If you read yesterday's post and took action on our trade idea to short Oil Futures (/CL) at the $103 line, then you were able to pocket $1,000 PER CONTRACT in just 3 hours. In the Morning post (delivered to our Members via Email at 8:35 am), the trade idea was:
"We're still shorting Oil (/CL) Futures at that $103 line and we hit it again this morning and, hopefully, we'll get a nice pullback around 10:30 – after the natural gas report shows a nice build."
That's about on par for our Futures trading as we demonstrated LIVE in Tuesday's Live Trading Webinar $300 of Futures profits in less than an hour (replay available here). We'll be doing more Futures Webinars for our Members aside from our usual Tuesday Live Trading Webcasts (sign up for your Membership here so you don't miss our trade ideas).
How to trade the Futures is one of the many things we learn at Philstockworld – another thing is PATIENCE! Patience has kept us from chasing this rally as we once again top out the market. On Tuesday we took a nice, speculative bullish trade (but did not officially add it to our Portfolios) – just in case we do have a breakout – but, otherwise, we've been working on our downside protection.
We are FUNDAMENTAL traders who just so happen to use Options and Futures for leverage and hedging – simply because they are convenient and profitable instruments when used correctly. What we teach is not all that complicated – but it isn't easy either. That's why not many people trade Options and Futures – it requires discipline and takes time and practice to master – not really the kind of thing our education system prepares our students for these days….
YOU, however, should not be intimidated away from making money. Our basic concepts are VERY SIMPLE and the concepts are explained in quick videos like "How To Buy a Stock for a 15-20% Discount" and "The Secret to Consistent 20-40% Annual Returns" – something we are demonstrating this year in the 5 Virtual Portfolios we track for our Members.
Back on December 7th, for example, we published: "Stock Markets Are Exploding Higher – Here’s How To Participate “Safely”" and, with the nice rise in the markets this year, all 5 of our trade ideas from that post are successful but, even if you chose not to play the options and instead just played the stocks, you still would have been pleased with the results:
- QQQ was $85, now $97 – up 14%
- DDM was $104, now $123 – up 18%
- DBA was $24.50, now $26.65 – up 9%
- AAPL was $79 (split-adjusted), now $97 – up 23%
- T was $34.50, now $35.50 – up 3%
Not too shabby (average 13.4%) against 8% gained by the S&P over the same 7 months and well on our way to those 20%+ annual gains. Of course, the option plays we constructed returned an average of 600% on cash but, as I noted above, that takes hard work and dedication to master – certainly not for everyone.

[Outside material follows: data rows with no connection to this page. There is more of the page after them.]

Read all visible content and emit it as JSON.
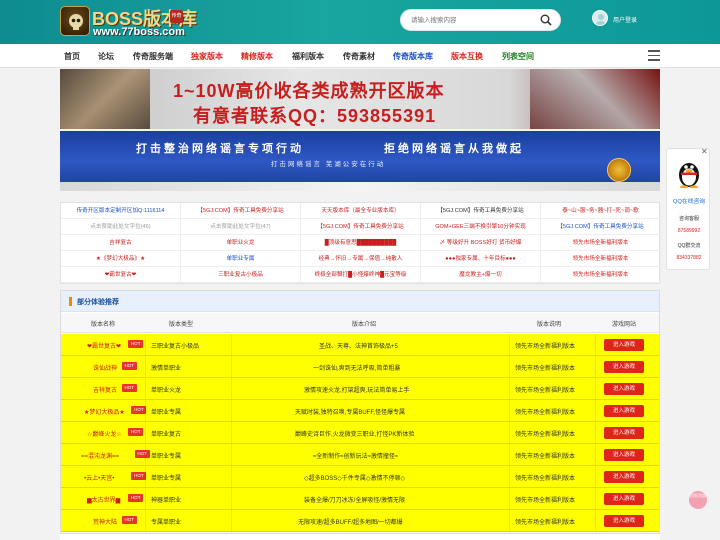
{
  "header": {
    "logo_text": "BOSS版本库",
    "logo_url": "www.77boss.com",
    "logo_badge": "传奇",
    "search_placeholder": "请输入搜索内容",
    "user_label": "用户登录"
  },
  "nav": {
    "items": [
      "首页",
      "论坛",
      "传奇服务端",
      "独家版本",
      "精修版本",
      "福利版本",
      "传奇素材",
      "传奇版本库",
      "版本互换",
      "列表空间"
    ],
    "colors": [
      "#333333",
      "#333333",
      "#333333",
      "#d6281e",
      "#d6281e",
      "#333333",
      "#333333",
      "#1a4fc4",
      "#d6281e",
      "#1a7a1a"
    ]
  },
  "banner1": {
    "line1": "1~10W高价收各类成熟开区版本",
    "line2": "有意者联系QQ：593855391"
  },
  "banner2": {
    "left": "打击整治网络谣言专项行动",
    "right": "拒绝网络谣言从我做起",
    "sub": "打击网络谣言  芜湖公安在行动"
  },
  "links": {
    "rows": [
      [
        "传奇开区版本定制开区加Q:1116114",
        "【5GJ.COM】传奇工具免费分享站",
        "天天版本库（最全专业版本库）",
        "【5GJ.COM】传奇工具免费分享站",
        "泰~山~服~务~器~打~死~调~歌"
      ],
      [
        "点击赞助此处文字位(46)",
        "点击赞助此处文字位(47)",
        "【5GJ.COM】传奇工具免费分享站",
        "GOM+GEE三端不换引擎10分钟实现",
        "【5GJ.COM】传奇工具免费分享站"
      ],
      [
        "吉祥复古",
        "单职业火龙",
        "█顶级有意思██████████",
        "〆 等级好升 BOSS好打 货币好爆",
        "领先市场全新福利版本"
      ],
      [
        "★《梦幻大极品》★",
        "单职业专属",
        "经典→怀旧→专属→保值→纯散人",
        "●●●独家专属、十年目标●●●",
        "领先市场全新福利版本"
      ],
      [
        "❤霸世复古❤",
        "三职业复古小极品",
        "终极全部飘打█小怪爆终神█元宝等级",
        "魔龙教主+爆一切",
        "领先市场全新福利版本"
      ]
    ],
    "colors": [
      [
        "#1a4fc4",
        "#c81e1e",
        "#c81e1e",
        "#333333",
        "#c81e1e"
      ],
      [
        "#999999",
        "#999999",
        "#c81e1e",
        "#c81e1e",
        "#1a4fc4"
      ],
      [
        "#c81e1e",
        "#c81e1e",
        "#c81e1e",
        "#c81e1e",
        "#c81e1e"
      ],
      [
        "#c81e1e",
        "#1a4fc4",
        "#c81e1e",
        "#c81e1e",
        "#c81e1e"
      ],
      [
        "#c81e1e",
        "#c81e1e",
        "#c81e1e",
        "#c81e1e",
        "#c81e1e"
      ]
    ]
  },
  "section": {
    "title": "部分体验推荐",
    "headers": [
      "版本名称",
      "版本类型",
      "版本介绍",
      "版本说明",
      "游戏网站"
    ],
    "play_label": "进入游戏",
    "hot_label": "HOT",
    "rows": [
      [
        "❤霸世复古❤",
        "三职业复古小极品",
        "圣战、天尊、法神首饰极品+5",
        "领先市场全新福利版本"
      ],
      [
        "诛仙战神",
        "激情单职业",
        "一剑诛仙,爽到无法呼吸,简单粗暴",
        "领先市场全新福利版本"
      ],
      [
        "吉祥复古",
        "单职业火龙",
        "激情攻速火龙,打架超爽,玩法简单易上手",
        "领先市场全新福利版本"
      ],
      [
        "★梦幻大极品★",
        "单职业专属",
        "天赋时装,独特召唤,专属BUFF,怪怪爆专属",
        "领先市场全新福利版本"
      ],
      [
        "☆巅峰火龙☆",
        "单职业复古",
        "巅峰史诗巨作,火龙微变三职业,打怪PK新体验",
        "领先市场全新福利版本"
      ],
      [
        "==混沌龙渊==",
        "单职业专属",
        "≈全新制作≈创新玩法≈激情撞怪≈",
        "领先市场全新福利版本"
      ],
      [
        "•云上•天宫•",
        "单职业专属",
        "◇超多BOSS◇千件专属◇激情不停顿◇",
        "领先市场全新福利版本"
      ],
      [
        "▆太古世界▆",
        "神器单职业",
        "装备全爆/刀刀冰冻/全屏吸怪/激情无限",
        "领先市场全新福利版本"
      ],
      [
        "荒神大陆",
        "专属单职业",
        "无限攻速/超多BUFF/超多地图/一切都爆",
        "领先市场全新福利版本"
      ]
    ]
  },
  "widget": {
    "title": "QQ在线咨询",
    "l1": "咨询客服",
    "l2": "87589992",
    "l3": "QQ群交流",
    "l4": "834337882"
  },
  "fab_label": "回到顶部"
}
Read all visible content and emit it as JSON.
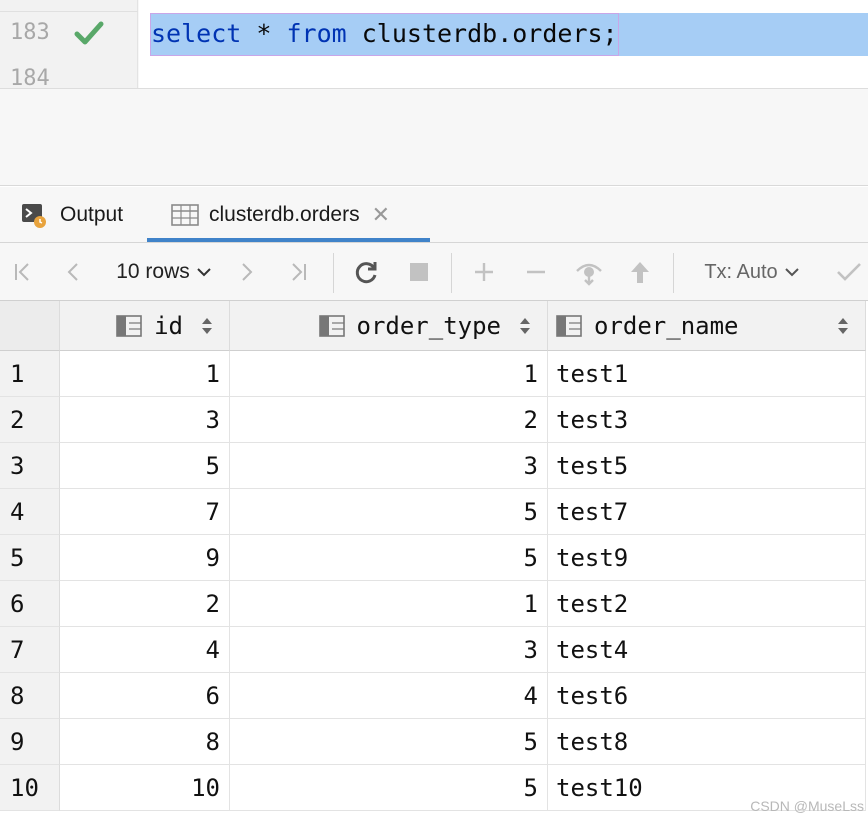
{
  "editor": {
    "line_numbers": [
      "183",
      "184"
    ],
    "code": {
      "kw_select": "select",
      "op_star": " * ",
      "kw_from": "from",
      "rest": " clusterdb.orders;"
    }
  },
  "tabs": {
    "output_label": "Output",
    "orders_label": "clusterdb.orders",
    "close_glyph": "✕"
  },
  "toolbar": {
    "rows_label": "10 rows",
    "tx_label": "Tx: Auto"
  },
  "grid": {
    "columns": [
      "id",
      "order_type",
      "order_name"
    ],
    "rows": [
      {
        "n": "1",
        "id": "1",
        "type": "1",
        "name": "test1"
      },
      {
        "n": "2",
        "id": "3",
        "type": "2",
        "name": "test3"
      },
      {
        "n": "3",
        "id": "5",
        "type": "3",
        "name": "test5"
      },
      {
        "n": "4",
        "id": "7",
        "type": "5",
        "name": "test7"
      },
      {
        "n": "5",
        "id": "9",
        "type": "5",
        "name": "test9"
      },
      {
        "n": "6",
        "id": "2",
        "type": "1",
        "name": "test2"
      },
      {
        "n": "7",
        "id": "4",
        "type": "3",
        "name": "test4"
      },
      {
        "n": "8",
        "id": "6",
        "type": "4",
        "name": "test6"
      },
      {
        "n": "9",
        "id": "8",
        "type": "5",
        "name": "test8"
      },
      {
        "n": "10",
        "id": "10",
        "type": "5",
        "name": "test10"
      }
    ]
  },
  "watermark": "CSDN @MuseLss",
  "colors": {
    "keyword": "#0033b3",
    "line_highlight": "#a6cdf5",
    "success_check": "#59a869",
    "tab_underline": "#4083c9"
  }
}
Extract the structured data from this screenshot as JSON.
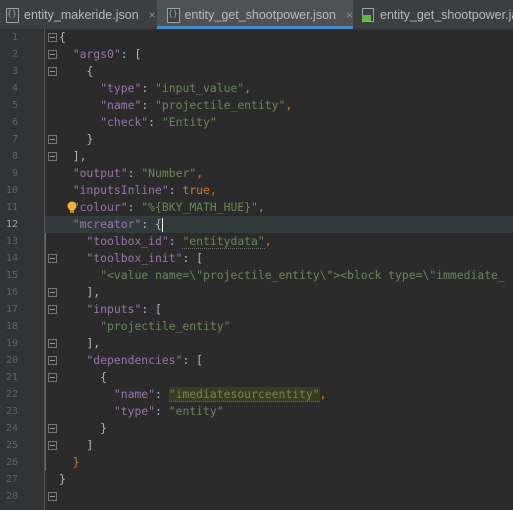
{
  "tabs": [
    {
      "label": "entity_makeride.json",
      "active": false
    },
    {
      "label": "entity_get_shootpower.json",
      "active": true
    },
    {
      "label": "entity_get_shootpower.java",
      "active": false
    }
  ],
  "close_glyph": "×",
  "line_numbers": [
    "1",
    "2",
    "3",
    "4",
    "5",
    "6",
    "7",
    "8",
    "9",
    "10",
    "11",
    "12",
    "13",
    "14",
    "15",
    "16",
    "17",
    "18",
    "19",
    "20",
    "21",
    "22",
    "23",
    "24",
    "25",
    "26",
    "27",
    "28"
  ],
  "code": {
    "l1": "{",
    "l2_key": "\"args0\"",
    "l2_rest": ": [",
    "l3": "{",
    "l4_key": "\"type\"",
    "l4_val": "\"input_value\"",
    "l5_key": "\"name\"",
    "l5_val": "\"projectile_entity\"",
    "l6_key": "\"check\"",
    "l6_val": "\"Entity\"",
    "l7": "}",
    "l8": "],",
    "l9_key": "\"output\"",
    "l9_val": "\"Number\"",
    "l10_key": "\"inputsInline\"",
    "l10_val": "true",
    "l11_key": "\"colour\"",
    "l11_val": "\"%{BKY_MATH_HUE}\"",
    "l12_key": "\"mcreator\"",
    "l12_rest": ": {",
    "l13_key": "\"toolbox_id\"",
    "l13_val": "\"entitydata\"",
    "l14_key": "\"toolbox_init\"",
    "l14_rest": ": [",
    "l15_val": "\"<value name=\\\"projectile_entity\\\"><block type=\\\"immediate_",
    "l16": "],",
    "l17_key": "\"inputs\"",
    "l17_rest": ": [",
    "l18_val": "\"projectile_entity\"",
    "l19": "],",
    "l20_key": "\"dependencies\"",
    "l20_rest": ": [",
    "l21": "{",
    "l22_key": "\"name\"",
    "l22_val": "\"imediatesourceentity\"",
    "l23_key": "\"type\"",
    "l23_val": "\"entity\"",
    "l24": "}",
    "l25": "]",
    "l26": "}",
    "l27": "}"
  },
  "colors": {
    "background": "#2b2b2b",
    "key": "#9876aa",
    "string": "#6a8759",
    "keyword": "#cc7832",
    "accent": "#4a88c7"
  }
}
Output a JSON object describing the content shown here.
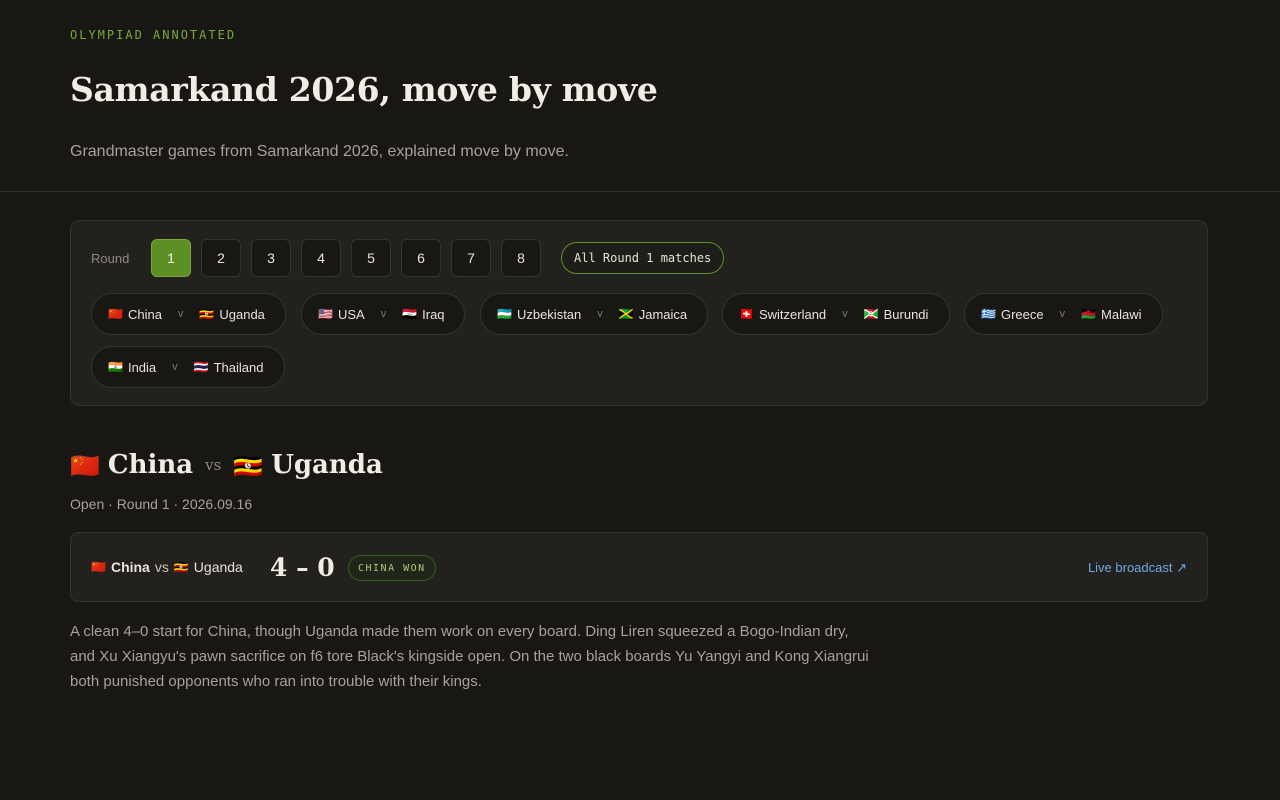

As you can see from Dave Fry's S&P chart, we're on a 150-point run since Jan 1st and it's taken a bit longer than the 150-point run we had since the October before that which, according to our 5% Rule™, means the momentum is slowing and we are NOT very likely to break 2,000 without a pullback of at least 30 points, to 1,970 and, more likely of 60 points to 1,940 – which is why there's really no point in us chasing stocks up here.
Into the weekend, we are pulling our profits on the Oil Futures (/CL) but sticking with bullish trades on SCO ($25.83, ultra-short oil) and shorting XOM ($104.50) – trade ideas we had already added to our Portfolios in previous Member Chat sessions.
In yesterday's Member Chat, we identified a new hedge using SQQQ ($38.67), the ultra-short on the Nasdaq, to cover a market sell-off through the end of the year. Our trade idea was buying 20 of the Jan $40/50 bull call spreads for $1.55 and selling 20 TEX 2016 $25 puts for $1.75 for a net .20 credit on the $10 spread, giving us 5,100% of upside if the Nasdaq falls about 10%, which would give us a 30% pop in SQQQ to $50.
See, not complicated. We tie up no cash (but about $5,200 in margin) on a $20,000 hedge and our worst-case scenario is being assigned 2,000 shares of TEX (now $37.42) at $25 per share – another 33% off the current price. So our underlying FUNDAMENTAL premise is that TEX is worth more than $25. If that is true, then for the cost of tying up $5,200 in margin, we have ourselves a free $20,000 hedge on our portfolio for the next 6 months.
That's how we combine market fundamentals with the flexibility of options contracts to come up with low-cost hedges that leverage our portfolio returns!